The capital of Santorini, Firá (Thíra) is made up of whitewashed cubic houses and terraces, winding lanes, little squares, and blue-domed churches perched on the cliffs 300 meters above the caldera. Below town, from the small port of Skala, Firá can be reached either by walking or riding (mules are for hire) up the steep and winding stepped path (587 steps) or by taking the cable-car. Ferries dock at the port of Athiniós, connected to Firá by road (17 kilometers), while cruise ships put down anchor in the caldera, and passengers are transported to Skala by tender. Firá lives principally from tourism, and many of its buildings are now given over to small hotels, apartments, restaurants, cafés, souvenir shops, and jewelers.
Thira (Fira) Map
On the northern tip of Santorini, 12 kilometers up the coast from Firá, Ía (Oia) is a picture-perfect village of whitewashed houses, several of which have been converted into chic little boutique hotels with infinity pools, overlooking the caldera. Like Firá, it lives from tourism, but caters for a more upmarket clientele. Steep paths zigzag up to town from Ammoúdi Bay, where you'll find a row of waterside seafood eateries. Oia is especially known for its stunning sunsets, which attract visitors from all over the island each evening through summer. It's possible to walk all the way from Oia to Fira following a footpath along the cliffs high above the caldera (allow three hours).
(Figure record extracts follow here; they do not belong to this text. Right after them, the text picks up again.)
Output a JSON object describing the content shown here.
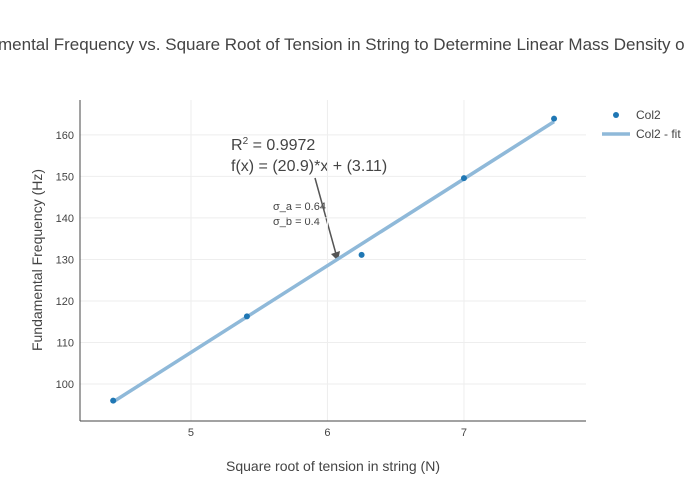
{
  "chart_data": {
    "type": "scatter",
    "title": "mental Frequency vs. Square Root of Tension in String to Determine Linear Mass Density o",
    "x_label": "Square root of tension in string (N)",
    "y_label": "Fundamental Frequency (Hz)",
    "xlim": [
      4.187,
      7.894
    ],
    "ylim": [
      91.1,
      168.4
    ],
    "xticks": [
      5,
      6,
      7
    ],
    "yticks": [
      100,
      110,
      120,
      130,
      140,
      150,
      160
    ],
    "grid": true,
    "legend": "top-right",
    "series": [
      {
        "name": "Col2",
        "type": "scatter",
        "color": "#1f77b4",
        "x": [
          4.43,
          5.41,
          6.25,
          7.0,
          7.66
        ],
        "values": [
          96.0,
          116.3,
          131.1,
          149.6,
          163.9
        ]
      },
      {
        "name": "Col2 - fit",
        "type": "line",
        "color": "#8fb9d9",
        "x": [
          4.43,
          7.66
        ],
        "values": [
          95.7,
          163.2
        ]
      }
    ],
    "annotations": {
      "r_symbol": "R",
      "r_exponent": "2",
      "r_value": " = 0.9972",
      "fit": "f(x) = (20.9)*x + (3.11)",
      "sigma_a": "σ_a = 0.64",
      "sigma_b": "σ_b = 0.4"
    }
  }
}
Formed by the massive volcanic explosion that blew the center out of the island some 3, 600 years ago, the caldera is the sea-filled volcanic crater that remained. Measuring 12 kilometers by seven kilometers, it is still home to volcanic activity - in its center rise the two Kaiméni islets with hot springs and gas emissions. Various agencies offer one-day excursions of the caldera by boat, including time to bathe in the hot springs and then have lunch on Thirassia, a tiny island on the west side of the caldera affording amazing views back to Santorini across the water.